I like to put quinoa in salads to make it a meal, mix it into yogurt for breakfast, or use it as a side at dinner. I have been meaning to branch out into other grains like barley, farro, kasha, wheat berries, etc., but haven’t done much cooking so far this summer. When I returned from all of my summer traveling last week, my parents informed me they were starting a new eating plan: Vegan Before 6. This is more of a lifestyle change than a diet–eat vegan for breakfast and lunch, then allow yourself some meat at dinner, but think of the meat as a side, and the vegetables as your main. There are great health benefits to this plan that you can read about in Mark Bittman’s book, and it’s not that difficult to do. Rather than becoming a full time vegan, you can still have your meat, dairy, cheese, etc., but in moderation, and for one meal. And he says it’s okay to cheat once in a while, so what’s not to love? Especially if you’re a tried and true carnivore like me. Since I usually eat a few meals a week at my parents’, I thought I would give VB6 a try as well.
Back to the grains. Bittman emphasizes the use of whole grains in his meals, avoiding the processed ones: white rice, white flour, etc., hence my foray into wheat berries for breakfast. I got the idea from one of the recipes in his book and adapted it to what I had on hand. If I had been making this breakfast pre-VB6, I most likely would have stirred the wheat berries into plain yogurt with a bit of fruit. Since yogurt isn’t vegan, a mashed banana makes a great substitute to mix with the wheat berries.
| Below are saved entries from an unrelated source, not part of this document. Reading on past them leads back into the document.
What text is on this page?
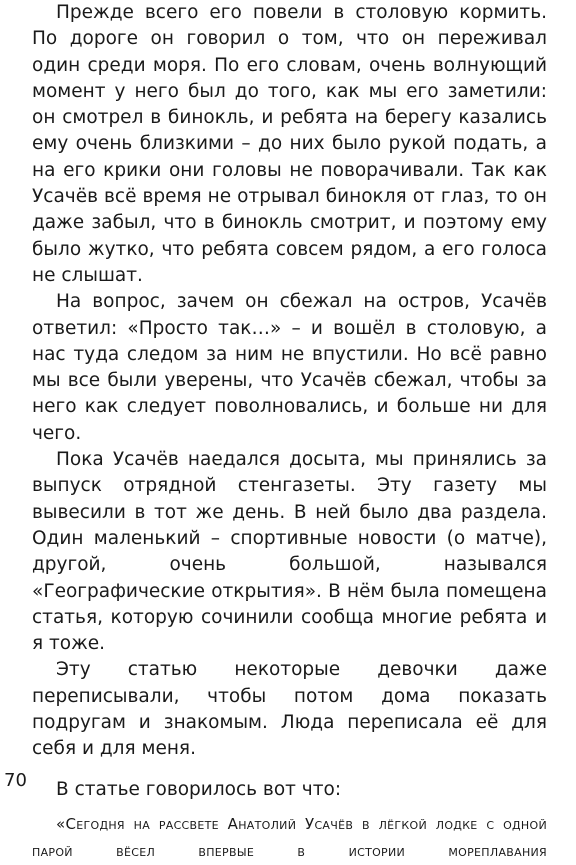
Прежде всего его повели в столовую кормить. По дороге он говорил о том, что он переживал один среди моря. По его словам, очень волнующий момент у него был до того, как мы его заметили: он смотрел в бинокль, и ребята на берегу казались ему очень близкими – до них было рукой подать, а на его крики они головы не поворачивали. Так как Усачёв всё время не отрывал бинокля от глаз, то он даже забыл, что в бинокль смотрит, и поэтому ему было жутко, что ребята совсем рядом, а его голоса не слышат.

На вопрос, зачем он сбежал на остров, Усачёв ответил: «Просто так…» – и вошёл в столовую, а нас туда следом за ним не впустили. Но всё равно мы все были уверены, что Усачёв сбежал, чтобы за него как следует поволновались, и больше ни для чего.

Пока Усачёв наедался досыта, мы принялись за выпуск отрядной стенгазеты. Эту газету мы вывесили в тот же день. В ней было два раздела. Один маленький – спортивные новости (о матче), другой, очень большой, назывался «Географические открытия». В нём была помещена статья, которую сочинили сообща многие ребята и я тоже.

Эту статью некоторые девочки даже переписывали, чтобы потом дома показать подругам и знакомым. Люда переписала её для себя и для меня.

В статье говорилось вот что:

«Сегодня на рассвете Анатолий Усачёв в лёгкой лодке с одной парой вёсел впервые в истории мореплавания

70
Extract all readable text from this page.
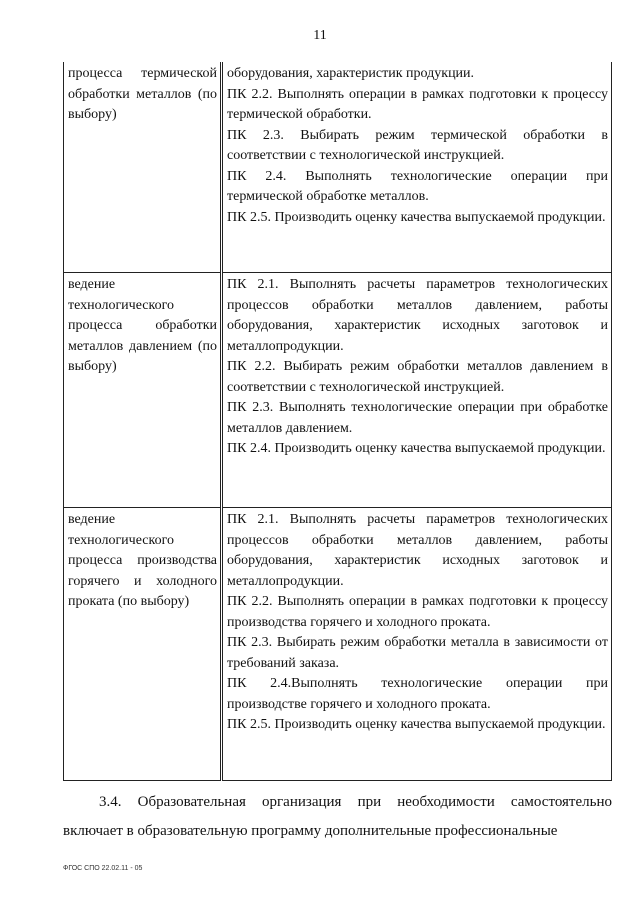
11
процесса термической обработки металлов (по выбору)	оборудования, характеристик продукции.
ПК 2.2. Выполнять операции в рамках подготовки к процессу термической обработки.
ПК 2.3. Выбирать режим термической обработки в соответствии с технологической инструкцией.
ПК 2.4. Выполнять технологические операции при термической обработке металлов.
ПК 2.5. Производить оценку качества выпускаемой продукции.

ведение технологического процесса обработки металлов давлением (по выбору)	ПК 2.1. Выполнять расчеты параметров технологических процессов обработки металлов давлением, работы оборудования, характеристик исходных заготовок и металлопродукции.
ПК 2.2. Выбирать режим обработки металлов давлением в соответствии с технологической инструкцией.
ПК 2.3. Выполнять технологические операции при обработке металлов давлением.
ПК 2.4. Производить оценку качества выпускаемой продукции.

ведение технологического процесса производства горячего и холодного проката (по выбору)	ПК 2.1. Выполнять расчеты параметров технологических процессов обработки металлов давлением, работы оборудования, характеристик исходных заготовок и металлопродукции.
ПК 2.2. Выполнять операции в рамках подготовки к процессу производства горячего и холодного проката.
ПК 2.3. Выбирать режим обработки металла в зависимости от требований заказа.
ПК 2.4.Выполнять технологические операции при производстве горячего и холодного проката.
ПК 2.5. Производить оценку качества выпускаемой продукции.
3.4. Образовательная организация при необходимости самостоятельно включает в образовательную программу дополнительные профессиональные
ФГОС СПО 22.02.11 - 05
Wheat berries are really interesting–they smelled like pancakes while cooking, but don’t have a ton of flavor on their own. Once cooked to al dente, they have an unusual texture. Quite chewy and very satisfying. It will definitely fill you up and get you ready to start your day.
The recipe is simple and quick to make, as long as you have cooked your wheat berries in advance:
1/2 cup cooked wheat berries*
Fresh squeezed lemon juice
Agave nectar ( or honey, maple syrup, or other sweetener of choice)
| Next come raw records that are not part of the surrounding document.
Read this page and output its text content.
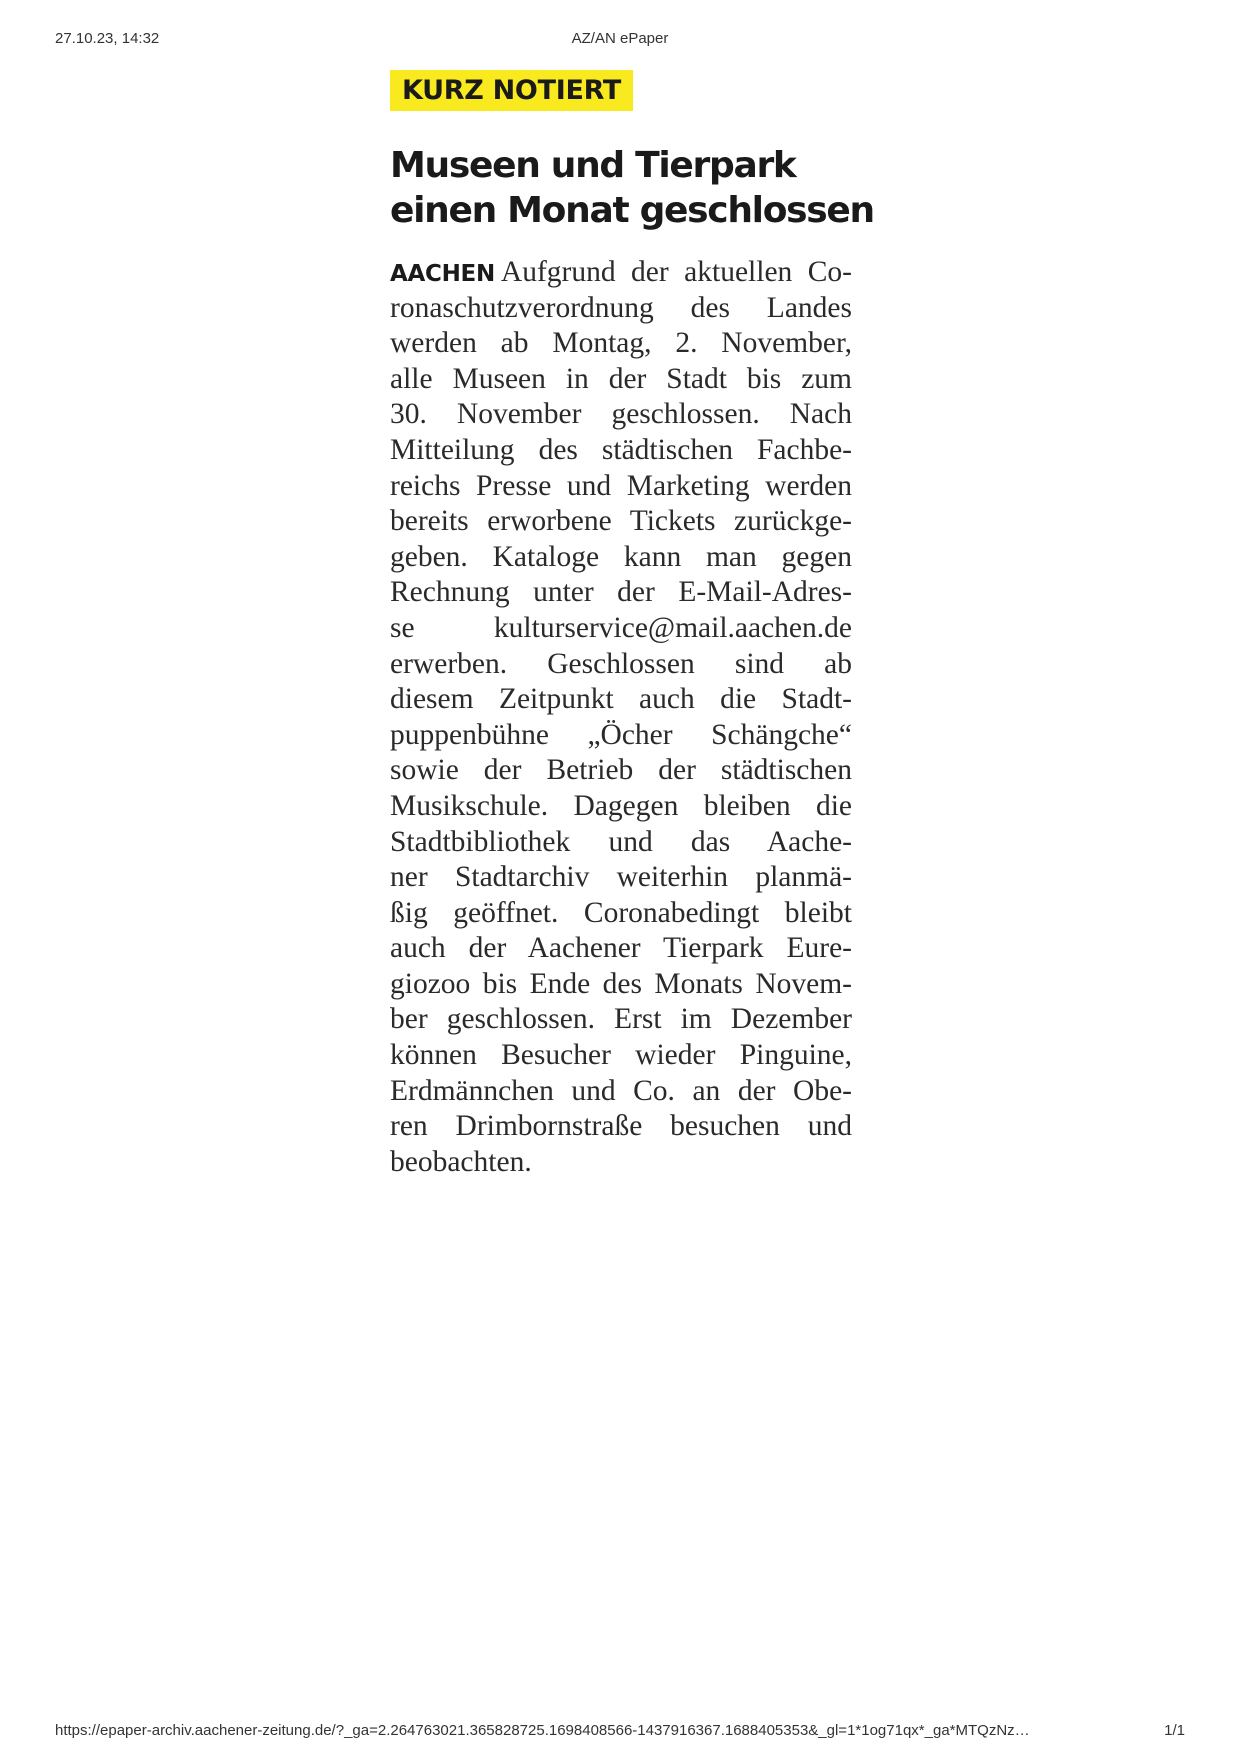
27.10.23, 14:32	AZ/AN ePaper
KURZ NOTIERT
Museen und Tierpark
einen Monat geschlossen
AACHEN Aufgrund der aktuellen Co-
ronaschutzverordnung des Landes
werden ab Montag, 2. November,
alle Museen in der Stadt bis zum
30. November geschlossen. Nach
Mitteilung des städtischen Fachbe-
reichs Presse und Marketing werden
bereits erworbene Tickets zurückge-
geben. Kataloge kann man gegen
Rechnung unter der E-Mail-Adres-
se kulturservice@mail.aachen.de
erwerben. Geschlossen sind ab
diesem Zeitpunkt auch die Stadt-
puppenbühne „Öcher Schängche“
sowie der Betrieb der städtischen
Musikschule. Dagegen bleiben die
Stadtbibliothek und das Aache-
ner Stadtarchiv weiterhin planmä-
ßig geöffnet. Coronabedingt bleibt
auch der Aachener Tierpark Eure-
giozoo bis Ende des Monats Novem-
ber geschlossen. Erst im Dezember
können Besucher wieder Pinguine,
Erdmännchen und Co. an der Obe-
ren Drimbornstraße besuchen und
beobachten.
https://epaper-archiv.aachener-zeitung.de/?_ga=2.264763021.365828725.1698408566-1437916367.1688405353&_gl=1*1og71qx*_ga*MTQzNz…	1/1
Nectarine, cut into bite-sized pieces (or any other fruit, really)
Squeeze a little lemon juice on your peeled banana and mash it in a bowl with a fork or potato masher. Mix in the cooked wheat berries. Drizzle a little agave nectar over the berries, about a teaspoon. Top with pieces of nectarine, or other fruit of your choice. That’s all there is to it! You could add some nuts, or fresh mint, or whatever else comes to mind–the variation are endless.
*I followed the package directions for cooking the wheat berries. Put 1/2 cup wheat berries and 1 3/4 cup water into a pot (I doubled the recipe: 1 cup berries, 3.5 cups water) with a pinch of salt. Bring to a rolling boil. Cover and simmer for one hour. Taste the berries to see if they are done. You want them chewy, but not hard. Drain the liquid from the pan and the wheat berries are ready for use. One cup of dry wheat berries yielded 3 cups cooked. I divided it into one-cup portions and froze 2 portions for future use.